Induces KEAP1\Nrf2 activation in CRC cells
In order to investigate the underlying mechanism of cyclopamine or honokiol induced cell death, RNA-sequencing analysis was employed. NFE2L2, is a well-known upstream element of the genes that are up-regulated in response to ROS [14]. Our results showed that cyclopamine significantly decreased expression of NFE2L2 in HCT116 cells at the mRNA level in a concentration-dependent manner compared to honokiol treated cells (Figure 11A). At the same time, we tested the protein levels of KEAP1 and NFE2L2 in HCT116 cells for 24 h after the treatment of cyclopamine or honokiol, and the protein levels of KEAP1 and NFE2L2 decreased (Figure 11B). This result suggested that KEAP1- NFE2L2 signals was inhibited when treated with cyclopamine which might play a critical role in inducing cell death of HCT116 cells, and cyclopamine induced activation of KEAP1\NFE2L2 signaling pathway, which cell death are characteristic features of apoptosis.
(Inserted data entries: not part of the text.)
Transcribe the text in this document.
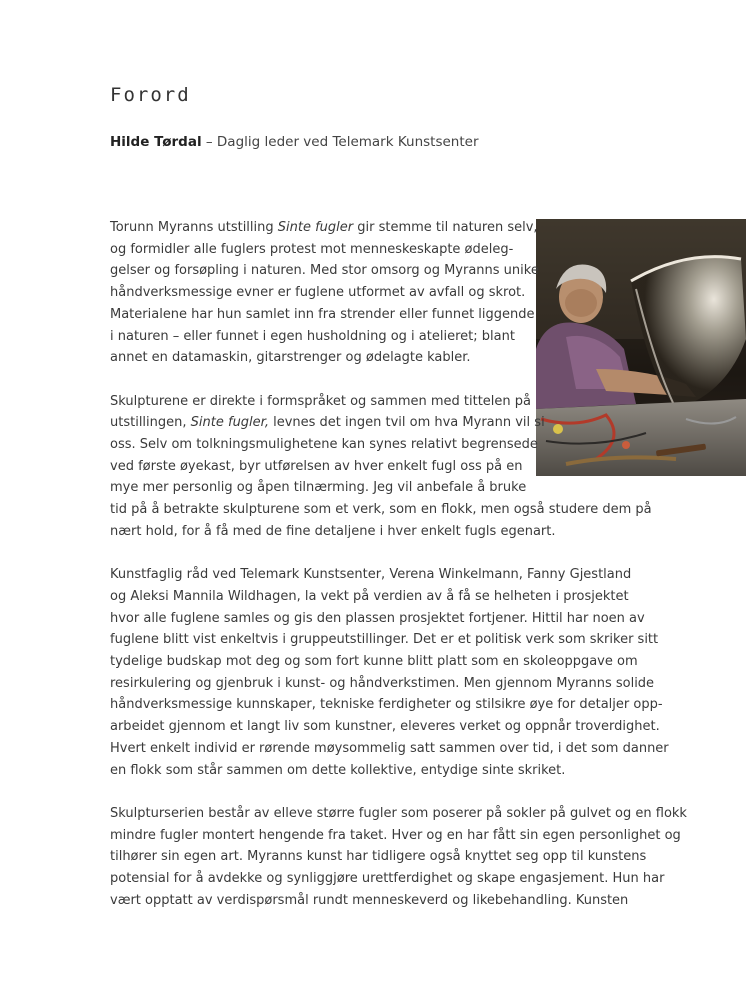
Forord
Hilde Tørdal – Daglig leder ved Telemark Kunstsenter

Torunn Myranns utstilling Sinte fugler gir stemme til naturen selv,
og formidler alle fuglers protest mot menneskeskapte ødeleg-
gelser og forsøpling i naturen. Med stor omsorg og Myranns unike
håndverksmessige evner er fuglene utformet av avfall og skrot.
Materialene har hun samlet inn fra strender eller funnet liggende
i naturen – eller funnet i egen husholdning og i atelieret; blant
annet en datamaskin, gitarstrenger og ødelagte kabler.

Skulpturene er direkte i formspråket og sammen med tittelen på
utstillingen, Sinte fugler, levnes det ingen tvil om hva Myrann vil si
oss. Selv om tolkningsmulighetene kan synes relativt begrensede
ved første øyekast, byr utførelsen av hver enkelt fugl oss på en
mye mer personlig og åpen tilnærming. Jeg vil anbefale å bruke
tid på å betrakte skulpturene som et verk, som en flokk, men også studere dem på
nært hold, for å få med de fine detaljene i hver enkelt fugls egenart.

Kunstfaglig råd ved Telemark Kunstsenter, Verena Winkelmann, Fanny Gjestland
og Aleksi Mannila Wildhagen, la vekt på verdien av å få se helheten i prosjektet
hvor alle fuglene samles og gis den plassen prosjektet fortjener. Hittil har noen av
fuglene blitt vist enkeltvis i gruppeutstillinger. Det er et politisk verk som skriker sitt
tydelige budskap mot deg og som fort kunne blitt platt som en skoleoppgave om
resirkulering og gjenbruk i kunst- og håndverkstimen. Men gjennom Myranns solide
håndverksmessige kunnskaper, tekniske ferdigheter og stilsikre øye for detaljer opp-
arbeidet gjennom et langt liv som kunstner, eleveres verket og oppnår troverdighet.
Hvert enkelt individ er rørende møysommelig satt sammen over tid, i det som danner
en flokk som står sammen om dette kollektive, entydige sinte skriket.

Skulpturserien består av elleve større fugler som poserer på sokler på gulvet og en flokk
mindre fugler montert hengende fra taket. Hver og en har fått sin egen personlighet og
tilhører sin egen art. Myranns kunst har tidligere også knyttet seg opp til kunstens
potensial for å avdekke og synliggjøre urettferdighet og skape engasjement. Hun har
vært opptatt av verdispørsmål rundt menneskeverd og likebehandling. Kunsten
SOX9 and SPP1 activation in CRC cells
To investigate whether SOX9 or SPP1 was involved in cyclopamine -induced cell death, HCT116 cells were treated with cyclopamine or honokiol to check the genes of SOX9 and SPP1. As shown in Figure 10F, western blot assay showed that the cyclopamine involved the activation of SOX9 and SPP1 in HCT116 cells decreased within 24 h after treatment (Figure 11C).